Hence, we have by Theorem 6 that \(\chi (\reg _X(D+P)) = \chi (\reg _X(D)) + \chi (\reg _{X, p})\). Now, we know from Theorem 5 that \(\chi (\reg _{X, p}) = 1\), hence:

\[ \begin{split} \chi (\reg _X(D+P)) & = \chi (\reg _X(D)) + 1,\\ & = \chi (\reg _X) + \deg (D) + 1, \text{ by inductive hypothesis,}\\ & = \chi (\reg _X) + \deg (D + P).\\ \end{split} \]

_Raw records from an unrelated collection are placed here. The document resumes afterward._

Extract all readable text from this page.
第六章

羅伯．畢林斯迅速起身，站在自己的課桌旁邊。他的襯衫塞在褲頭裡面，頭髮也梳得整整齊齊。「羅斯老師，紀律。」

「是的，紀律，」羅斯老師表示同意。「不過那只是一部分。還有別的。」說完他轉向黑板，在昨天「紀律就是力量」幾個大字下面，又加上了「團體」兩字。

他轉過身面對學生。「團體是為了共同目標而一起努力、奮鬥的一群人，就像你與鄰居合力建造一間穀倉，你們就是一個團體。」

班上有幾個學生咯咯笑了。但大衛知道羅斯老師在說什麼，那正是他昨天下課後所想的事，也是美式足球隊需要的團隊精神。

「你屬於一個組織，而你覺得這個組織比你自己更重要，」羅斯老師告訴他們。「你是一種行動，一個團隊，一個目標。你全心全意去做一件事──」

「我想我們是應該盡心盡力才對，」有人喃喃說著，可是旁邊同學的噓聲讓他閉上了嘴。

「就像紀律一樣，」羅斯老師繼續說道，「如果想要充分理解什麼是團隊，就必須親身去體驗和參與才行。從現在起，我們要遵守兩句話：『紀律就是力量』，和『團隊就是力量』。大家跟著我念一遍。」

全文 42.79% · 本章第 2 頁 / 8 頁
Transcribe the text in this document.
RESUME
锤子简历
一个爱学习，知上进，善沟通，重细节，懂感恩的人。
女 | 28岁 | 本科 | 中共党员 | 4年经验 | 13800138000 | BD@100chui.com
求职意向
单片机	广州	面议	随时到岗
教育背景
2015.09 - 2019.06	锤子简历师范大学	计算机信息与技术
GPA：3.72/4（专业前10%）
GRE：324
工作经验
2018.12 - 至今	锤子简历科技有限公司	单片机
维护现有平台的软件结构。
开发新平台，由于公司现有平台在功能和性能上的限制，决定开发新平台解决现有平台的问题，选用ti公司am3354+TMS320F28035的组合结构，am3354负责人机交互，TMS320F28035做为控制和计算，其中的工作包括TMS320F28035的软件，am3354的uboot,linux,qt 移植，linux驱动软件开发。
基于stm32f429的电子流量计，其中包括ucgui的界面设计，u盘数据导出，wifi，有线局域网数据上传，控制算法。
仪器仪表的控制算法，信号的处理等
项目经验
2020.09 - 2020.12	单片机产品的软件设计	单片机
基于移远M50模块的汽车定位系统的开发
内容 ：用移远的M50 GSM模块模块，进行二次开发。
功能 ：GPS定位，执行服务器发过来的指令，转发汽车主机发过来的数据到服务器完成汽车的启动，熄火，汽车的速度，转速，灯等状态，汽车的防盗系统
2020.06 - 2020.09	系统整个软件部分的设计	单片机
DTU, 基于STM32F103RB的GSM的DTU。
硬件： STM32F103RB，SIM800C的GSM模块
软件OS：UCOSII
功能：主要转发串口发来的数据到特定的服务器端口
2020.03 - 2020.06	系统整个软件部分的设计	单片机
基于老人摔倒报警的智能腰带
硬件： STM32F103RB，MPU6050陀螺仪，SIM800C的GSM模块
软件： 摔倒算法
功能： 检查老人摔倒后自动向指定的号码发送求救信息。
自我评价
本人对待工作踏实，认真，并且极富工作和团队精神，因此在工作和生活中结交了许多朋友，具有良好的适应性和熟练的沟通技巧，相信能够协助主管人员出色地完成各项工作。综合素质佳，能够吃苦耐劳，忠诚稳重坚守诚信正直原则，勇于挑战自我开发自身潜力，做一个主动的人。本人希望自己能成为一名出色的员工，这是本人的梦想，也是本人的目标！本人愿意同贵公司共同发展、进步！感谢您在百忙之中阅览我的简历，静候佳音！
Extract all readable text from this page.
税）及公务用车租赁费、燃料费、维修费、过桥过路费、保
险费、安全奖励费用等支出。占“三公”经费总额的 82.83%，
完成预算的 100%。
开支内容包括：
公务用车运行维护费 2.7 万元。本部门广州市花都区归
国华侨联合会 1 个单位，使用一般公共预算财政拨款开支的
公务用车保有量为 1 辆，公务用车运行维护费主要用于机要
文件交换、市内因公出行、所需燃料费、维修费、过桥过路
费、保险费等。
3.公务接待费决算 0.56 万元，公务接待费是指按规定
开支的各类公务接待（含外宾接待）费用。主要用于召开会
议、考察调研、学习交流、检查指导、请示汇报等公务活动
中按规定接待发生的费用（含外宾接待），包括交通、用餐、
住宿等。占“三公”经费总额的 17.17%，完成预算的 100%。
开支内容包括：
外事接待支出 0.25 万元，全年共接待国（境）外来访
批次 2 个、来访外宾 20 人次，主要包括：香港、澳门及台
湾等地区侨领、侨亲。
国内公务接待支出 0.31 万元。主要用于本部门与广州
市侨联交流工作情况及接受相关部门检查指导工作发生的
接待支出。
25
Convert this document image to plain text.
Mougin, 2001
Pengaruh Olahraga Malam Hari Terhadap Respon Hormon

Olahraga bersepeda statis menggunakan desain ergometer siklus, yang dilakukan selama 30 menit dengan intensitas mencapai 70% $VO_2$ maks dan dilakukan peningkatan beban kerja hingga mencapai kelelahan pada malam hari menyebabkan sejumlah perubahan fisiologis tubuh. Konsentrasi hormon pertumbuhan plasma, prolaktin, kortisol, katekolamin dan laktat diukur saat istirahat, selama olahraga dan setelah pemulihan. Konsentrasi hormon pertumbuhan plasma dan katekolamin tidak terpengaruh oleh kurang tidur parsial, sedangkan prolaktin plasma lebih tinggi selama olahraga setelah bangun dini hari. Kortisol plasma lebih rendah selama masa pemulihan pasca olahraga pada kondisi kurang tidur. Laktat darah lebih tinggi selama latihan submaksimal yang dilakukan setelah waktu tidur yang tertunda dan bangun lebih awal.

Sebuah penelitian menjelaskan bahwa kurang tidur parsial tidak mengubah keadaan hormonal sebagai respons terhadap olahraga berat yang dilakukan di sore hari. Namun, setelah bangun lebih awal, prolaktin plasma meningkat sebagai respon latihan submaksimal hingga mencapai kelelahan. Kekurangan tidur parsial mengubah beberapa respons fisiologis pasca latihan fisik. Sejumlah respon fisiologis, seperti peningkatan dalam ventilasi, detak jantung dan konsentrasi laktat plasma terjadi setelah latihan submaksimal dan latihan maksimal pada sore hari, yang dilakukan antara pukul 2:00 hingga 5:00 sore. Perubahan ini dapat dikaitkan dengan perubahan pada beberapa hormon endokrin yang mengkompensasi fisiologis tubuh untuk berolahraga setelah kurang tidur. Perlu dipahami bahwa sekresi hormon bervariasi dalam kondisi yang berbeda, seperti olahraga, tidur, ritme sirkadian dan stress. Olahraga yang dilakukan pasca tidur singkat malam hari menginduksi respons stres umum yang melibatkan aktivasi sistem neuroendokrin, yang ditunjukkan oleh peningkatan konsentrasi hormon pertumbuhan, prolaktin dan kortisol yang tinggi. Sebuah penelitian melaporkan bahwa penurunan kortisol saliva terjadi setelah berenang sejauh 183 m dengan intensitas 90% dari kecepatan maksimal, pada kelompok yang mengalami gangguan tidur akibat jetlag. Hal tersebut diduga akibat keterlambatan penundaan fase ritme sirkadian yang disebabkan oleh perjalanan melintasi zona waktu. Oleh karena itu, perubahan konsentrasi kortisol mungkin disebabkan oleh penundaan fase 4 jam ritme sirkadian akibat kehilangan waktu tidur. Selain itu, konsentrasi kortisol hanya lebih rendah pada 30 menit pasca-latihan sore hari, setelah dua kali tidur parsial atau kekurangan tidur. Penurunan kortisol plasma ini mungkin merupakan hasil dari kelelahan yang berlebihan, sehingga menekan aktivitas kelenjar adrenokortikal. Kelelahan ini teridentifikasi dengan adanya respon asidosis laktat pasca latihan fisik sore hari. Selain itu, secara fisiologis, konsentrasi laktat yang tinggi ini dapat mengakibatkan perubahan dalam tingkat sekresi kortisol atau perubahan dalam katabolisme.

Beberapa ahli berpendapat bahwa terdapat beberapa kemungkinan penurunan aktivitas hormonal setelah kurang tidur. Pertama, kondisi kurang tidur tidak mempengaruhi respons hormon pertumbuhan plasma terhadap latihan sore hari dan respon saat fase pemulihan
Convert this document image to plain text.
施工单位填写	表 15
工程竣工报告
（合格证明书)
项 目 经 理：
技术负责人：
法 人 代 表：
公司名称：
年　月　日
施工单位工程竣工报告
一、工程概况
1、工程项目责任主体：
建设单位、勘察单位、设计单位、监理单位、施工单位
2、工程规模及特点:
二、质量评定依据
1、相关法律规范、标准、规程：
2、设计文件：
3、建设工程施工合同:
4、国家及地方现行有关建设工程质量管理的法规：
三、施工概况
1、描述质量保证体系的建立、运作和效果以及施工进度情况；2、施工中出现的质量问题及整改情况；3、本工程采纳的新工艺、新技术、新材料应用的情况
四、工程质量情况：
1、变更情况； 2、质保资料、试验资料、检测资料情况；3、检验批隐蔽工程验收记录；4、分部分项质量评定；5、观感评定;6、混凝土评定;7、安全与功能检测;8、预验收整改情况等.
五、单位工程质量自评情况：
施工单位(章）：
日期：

Now, we have another inductive case where we know our property holds for some divisor \(D\), and we need to show it holds for \(D - P\). The argument for this case is very similar, instead twisting our initial exact sequence by \(\reg _X(D)\) to get:

\[ 0 \rightarrow \reg _X(D-P) \rightarrow \reg _X(D) \rightarrow \reg _P \rightarrow 0. \]

Then, again using the additivity of the Euler characteristic, we get:

\[ \begin{split} \chi (\reg _X(D-P)) & = \chi (\reg _X(D)) -1,\\ & = \chi (\reg _X) + \deg (D) - 1, \text{ by inductive hypothesis,}\\ & = \chi (\reg _X) + \deg (D - P).\\ \end{split} \]

Thus, by induction, our property is proven.